Open Source

Qwen3.6-27B with MTP grafted on Unsloth UD XL: 2.5x throughput via unmerged llama.cpp PR

Speculative decoding doubles throughput on commodity GPUs with unmerged PR.

Deep Dive

A developer known as havenoammo has successfully brought Multi-Token Prediction (MTP) to local GGUF deployments of Qwen3-27B, achieving a roughly 2.5x throughput improvement over standard speculative decoding. The approach uses Unsloth’s UD XL quantizations for the base model, keeping it at low-bit precision, while grafting three MTP draft heads quantized at Q8_0 on top. This preserves speculative accuracy without significant VRAM overhead. The key enabler is an unmerged pull request (#22673) for llama.cpp that adds MTP support; havenoammo merged that PR onto master and built llama-server with CUDA support. Running with `--spec-type mtp --spec-draft-n-max 3` yielded solid acceptance rates, meaning most draft tokens are accepted, so the extra computation is not wasted.

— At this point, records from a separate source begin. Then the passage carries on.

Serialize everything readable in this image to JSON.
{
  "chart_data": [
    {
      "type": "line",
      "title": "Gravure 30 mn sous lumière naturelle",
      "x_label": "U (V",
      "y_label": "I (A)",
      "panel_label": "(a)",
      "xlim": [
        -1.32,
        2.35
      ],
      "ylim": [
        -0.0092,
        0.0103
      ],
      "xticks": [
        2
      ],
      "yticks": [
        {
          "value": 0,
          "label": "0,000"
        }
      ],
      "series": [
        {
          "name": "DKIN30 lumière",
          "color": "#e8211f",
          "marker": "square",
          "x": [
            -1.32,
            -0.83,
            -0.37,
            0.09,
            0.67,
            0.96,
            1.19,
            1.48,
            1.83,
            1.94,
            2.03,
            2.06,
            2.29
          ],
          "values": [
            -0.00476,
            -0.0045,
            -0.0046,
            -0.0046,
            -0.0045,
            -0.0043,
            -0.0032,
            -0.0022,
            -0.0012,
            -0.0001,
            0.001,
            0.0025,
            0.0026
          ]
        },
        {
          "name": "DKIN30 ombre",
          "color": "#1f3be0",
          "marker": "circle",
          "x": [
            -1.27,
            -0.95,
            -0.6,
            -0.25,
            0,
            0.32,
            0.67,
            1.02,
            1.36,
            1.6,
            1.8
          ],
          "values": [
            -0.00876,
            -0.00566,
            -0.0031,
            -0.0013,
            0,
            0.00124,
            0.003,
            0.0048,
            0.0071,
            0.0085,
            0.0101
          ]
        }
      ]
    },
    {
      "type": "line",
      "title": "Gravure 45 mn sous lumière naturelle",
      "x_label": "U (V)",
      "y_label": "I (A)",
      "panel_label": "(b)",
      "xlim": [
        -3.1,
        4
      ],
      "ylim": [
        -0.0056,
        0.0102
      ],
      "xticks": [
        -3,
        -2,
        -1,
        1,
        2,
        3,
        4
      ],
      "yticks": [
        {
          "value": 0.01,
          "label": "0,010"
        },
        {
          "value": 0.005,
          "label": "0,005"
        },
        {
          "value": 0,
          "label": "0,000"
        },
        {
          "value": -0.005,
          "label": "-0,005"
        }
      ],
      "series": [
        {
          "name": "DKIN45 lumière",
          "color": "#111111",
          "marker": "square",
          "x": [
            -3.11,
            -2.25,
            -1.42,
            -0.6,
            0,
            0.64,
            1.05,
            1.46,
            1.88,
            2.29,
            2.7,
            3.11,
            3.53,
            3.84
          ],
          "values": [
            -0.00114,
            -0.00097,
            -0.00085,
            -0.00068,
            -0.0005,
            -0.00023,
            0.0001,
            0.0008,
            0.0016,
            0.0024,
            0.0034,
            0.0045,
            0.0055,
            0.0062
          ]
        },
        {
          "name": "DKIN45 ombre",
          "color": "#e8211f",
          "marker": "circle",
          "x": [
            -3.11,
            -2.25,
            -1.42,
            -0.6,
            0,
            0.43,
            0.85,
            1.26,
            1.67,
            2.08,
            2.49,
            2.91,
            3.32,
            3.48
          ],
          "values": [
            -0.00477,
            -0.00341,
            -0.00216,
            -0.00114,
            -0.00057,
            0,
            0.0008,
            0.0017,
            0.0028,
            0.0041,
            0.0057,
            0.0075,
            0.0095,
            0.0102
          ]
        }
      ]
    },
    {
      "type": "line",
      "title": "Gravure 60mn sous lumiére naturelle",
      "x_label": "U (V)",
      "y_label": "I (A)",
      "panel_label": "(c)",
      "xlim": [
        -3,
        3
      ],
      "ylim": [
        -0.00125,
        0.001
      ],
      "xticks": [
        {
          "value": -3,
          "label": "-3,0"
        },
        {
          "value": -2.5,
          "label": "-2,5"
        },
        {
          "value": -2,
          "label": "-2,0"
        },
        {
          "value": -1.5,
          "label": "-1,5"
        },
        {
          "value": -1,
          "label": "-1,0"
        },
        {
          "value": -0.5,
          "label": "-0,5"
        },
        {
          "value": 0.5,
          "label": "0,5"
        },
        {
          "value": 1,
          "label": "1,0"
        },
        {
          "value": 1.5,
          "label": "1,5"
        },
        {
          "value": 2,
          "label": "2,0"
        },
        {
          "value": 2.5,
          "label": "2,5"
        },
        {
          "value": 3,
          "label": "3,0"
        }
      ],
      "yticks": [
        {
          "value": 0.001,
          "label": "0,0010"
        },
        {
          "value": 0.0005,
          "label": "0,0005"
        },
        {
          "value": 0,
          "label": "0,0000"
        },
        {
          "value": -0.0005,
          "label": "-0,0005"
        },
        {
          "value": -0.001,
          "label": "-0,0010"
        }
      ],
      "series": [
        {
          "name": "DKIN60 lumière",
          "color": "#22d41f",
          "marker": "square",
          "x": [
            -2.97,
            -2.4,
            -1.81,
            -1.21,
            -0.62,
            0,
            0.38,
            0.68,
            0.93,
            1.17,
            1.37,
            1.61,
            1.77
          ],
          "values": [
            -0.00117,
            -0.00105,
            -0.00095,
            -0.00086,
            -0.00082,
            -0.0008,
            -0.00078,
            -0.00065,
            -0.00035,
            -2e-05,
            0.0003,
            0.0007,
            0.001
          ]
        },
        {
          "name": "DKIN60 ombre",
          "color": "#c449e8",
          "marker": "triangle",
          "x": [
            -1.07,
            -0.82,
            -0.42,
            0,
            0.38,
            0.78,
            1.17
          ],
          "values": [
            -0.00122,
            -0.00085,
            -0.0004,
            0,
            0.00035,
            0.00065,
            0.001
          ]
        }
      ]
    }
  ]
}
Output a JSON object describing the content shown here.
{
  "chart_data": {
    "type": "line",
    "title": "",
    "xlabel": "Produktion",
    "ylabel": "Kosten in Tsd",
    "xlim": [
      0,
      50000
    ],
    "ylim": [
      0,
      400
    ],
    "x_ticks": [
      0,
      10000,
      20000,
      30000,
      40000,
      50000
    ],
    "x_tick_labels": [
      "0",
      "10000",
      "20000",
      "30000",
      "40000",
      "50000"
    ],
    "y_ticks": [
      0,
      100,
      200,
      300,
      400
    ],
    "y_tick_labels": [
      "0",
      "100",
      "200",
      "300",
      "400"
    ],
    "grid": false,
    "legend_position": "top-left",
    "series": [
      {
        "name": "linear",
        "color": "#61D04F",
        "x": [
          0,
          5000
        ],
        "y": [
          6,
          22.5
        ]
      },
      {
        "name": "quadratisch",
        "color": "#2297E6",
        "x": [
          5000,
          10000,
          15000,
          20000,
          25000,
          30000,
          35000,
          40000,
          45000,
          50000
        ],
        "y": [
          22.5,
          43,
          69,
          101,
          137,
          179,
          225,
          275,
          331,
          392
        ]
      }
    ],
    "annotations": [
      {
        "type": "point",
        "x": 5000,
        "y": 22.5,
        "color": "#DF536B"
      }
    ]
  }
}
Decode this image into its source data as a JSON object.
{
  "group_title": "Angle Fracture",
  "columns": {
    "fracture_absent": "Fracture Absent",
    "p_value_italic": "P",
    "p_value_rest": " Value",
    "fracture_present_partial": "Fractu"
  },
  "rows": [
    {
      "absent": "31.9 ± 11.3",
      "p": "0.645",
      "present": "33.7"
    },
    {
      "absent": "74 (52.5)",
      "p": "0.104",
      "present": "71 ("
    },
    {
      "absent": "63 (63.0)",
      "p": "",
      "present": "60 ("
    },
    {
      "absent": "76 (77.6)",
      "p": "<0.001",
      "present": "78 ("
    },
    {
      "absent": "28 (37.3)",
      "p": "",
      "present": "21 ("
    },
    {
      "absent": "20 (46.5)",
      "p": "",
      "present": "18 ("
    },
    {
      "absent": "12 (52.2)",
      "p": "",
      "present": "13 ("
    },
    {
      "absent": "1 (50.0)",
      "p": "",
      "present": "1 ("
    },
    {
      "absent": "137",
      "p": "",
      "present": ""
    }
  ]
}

The release includes the grafted GGUF files, the raw MTP layer weights, and a conversion script so others can apply the same technique to different models. Previously, MTP for Qwen models was effectively locked to production frameworks like SGLang or vLLM. This work brings it to the widely used llama.cpp ecosystem, enabling local inference at nearly 2.5x the speed of a standard low-bit GGUF. The developer provides full build instructions—just three git commands to merge PR #22673—and expects the PR to land in mainline soon, at which point this will work out of the box. For now, it offers a significant performance boost for anyone running Qwen3-27B on consumer hardware, especially for batch or interactive workloads.

Key Points
  • 2.5x token throughput measured vs same UD XL GGUF without MTP
  • MTP draft heads kept at Q8_0 while base model stays in low-bit quantization
  • Uses unmerged llama.cpp PR #22673 to enable local MTP support

Why It Matters

Brings server-grade speculative decoding to local hardware, slashing latency for open-weight model inference.